Sunday, February 19, 2017

Fake airplane photos and other lying clickbait

Content promotion services like Taboola and Outbrain often get away with using fake or incorrect photos with articles because the pictures they use are so small. They use eye-catching thumbnail images that exploit the “curiosity gap.”
If the pictures were larger, more people could tell they were obviously fake or wrong.
For instance, recent clickbait articles on “stunning private jets” and strange-looking aircraft have been using Photoshopped images. Digital artists created images of crazy-looking airplanes in the mode of the recent “face swap” picture trend. They swapped the jet engines with the front of the planes for their wacky images.
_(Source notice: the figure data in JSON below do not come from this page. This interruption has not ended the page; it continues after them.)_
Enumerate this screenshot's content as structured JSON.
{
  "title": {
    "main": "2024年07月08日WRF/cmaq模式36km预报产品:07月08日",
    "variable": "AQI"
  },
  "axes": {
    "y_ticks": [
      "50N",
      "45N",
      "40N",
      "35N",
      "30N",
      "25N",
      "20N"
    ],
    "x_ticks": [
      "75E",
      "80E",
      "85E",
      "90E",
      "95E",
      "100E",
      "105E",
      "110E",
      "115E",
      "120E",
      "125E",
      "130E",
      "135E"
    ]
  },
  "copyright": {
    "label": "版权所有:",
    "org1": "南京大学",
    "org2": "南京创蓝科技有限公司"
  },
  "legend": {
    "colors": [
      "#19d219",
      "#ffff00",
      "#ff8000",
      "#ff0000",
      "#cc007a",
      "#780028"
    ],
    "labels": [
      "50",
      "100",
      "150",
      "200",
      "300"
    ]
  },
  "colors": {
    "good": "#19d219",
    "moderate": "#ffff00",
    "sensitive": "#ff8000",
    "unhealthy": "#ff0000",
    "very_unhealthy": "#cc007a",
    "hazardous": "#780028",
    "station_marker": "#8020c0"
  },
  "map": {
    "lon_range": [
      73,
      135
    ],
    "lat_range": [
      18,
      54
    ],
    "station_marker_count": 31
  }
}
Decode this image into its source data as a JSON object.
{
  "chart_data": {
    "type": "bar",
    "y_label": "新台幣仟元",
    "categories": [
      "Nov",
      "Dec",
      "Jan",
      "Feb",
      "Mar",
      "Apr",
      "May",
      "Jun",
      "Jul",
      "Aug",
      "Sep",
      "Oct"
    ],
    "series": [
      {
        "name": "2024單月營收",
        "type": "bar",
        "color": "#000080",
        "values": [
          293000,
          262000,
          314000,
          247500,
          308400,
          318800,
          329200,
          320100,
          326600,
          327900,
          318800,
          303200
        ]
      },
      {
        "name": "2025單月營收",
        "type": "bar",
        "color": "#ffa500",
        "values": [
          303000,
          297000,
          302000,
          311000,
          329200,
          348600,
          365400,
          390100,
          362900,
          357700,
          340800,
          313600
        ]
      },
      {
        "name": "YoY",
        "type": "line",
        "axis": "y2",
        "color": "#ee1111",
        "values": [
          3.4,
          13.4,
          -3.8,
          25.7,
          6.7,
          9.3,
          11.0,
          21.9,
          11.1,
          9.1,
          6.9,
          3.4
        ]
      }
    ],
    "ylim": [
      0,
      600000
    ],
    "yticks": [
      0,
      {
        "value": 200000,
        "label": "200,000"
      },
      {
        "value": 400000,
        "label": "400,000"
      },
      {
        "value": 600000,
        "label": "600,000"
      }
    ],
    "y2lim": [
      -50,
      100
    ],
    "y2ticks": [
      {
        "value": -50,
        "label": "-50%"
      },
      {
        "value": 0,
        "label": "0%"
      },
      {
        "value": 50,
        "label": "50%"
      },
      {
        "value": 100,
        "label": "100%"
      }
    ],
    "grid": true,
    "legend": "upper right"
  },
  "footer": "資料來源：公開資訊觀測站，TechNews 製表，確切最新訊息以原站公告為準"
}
You can more easily see they are fake if you look at a larger image.



A Taboola article on exotic creatures used a Photoshopped image of a wet koala made to look like the mythical drop bear. See articles by the Museum of Hoaxes and Gizmodo.



An Outbrain article titled “The early days in Vegas left us speechless” used a photo from the science-fiction TV series “The Bionic Woman.” The scene in question is from the 1977 episode titled “Fembots in Las Vegas.”



Taboola recently ran an article titled “After losing 220 pounds Rebel Wilson is gorgeous now.” The Australian actress is estimated to have weighed as much as 291 pounds, but has lost weight recently. Still, I doubt she weighs just 70 pounds now.
The Taboola article pairs a photo of Wilson on the left with a body shot of California model Mikayla Carr on the right.
As President Trump would say, “Fake news! Sad.”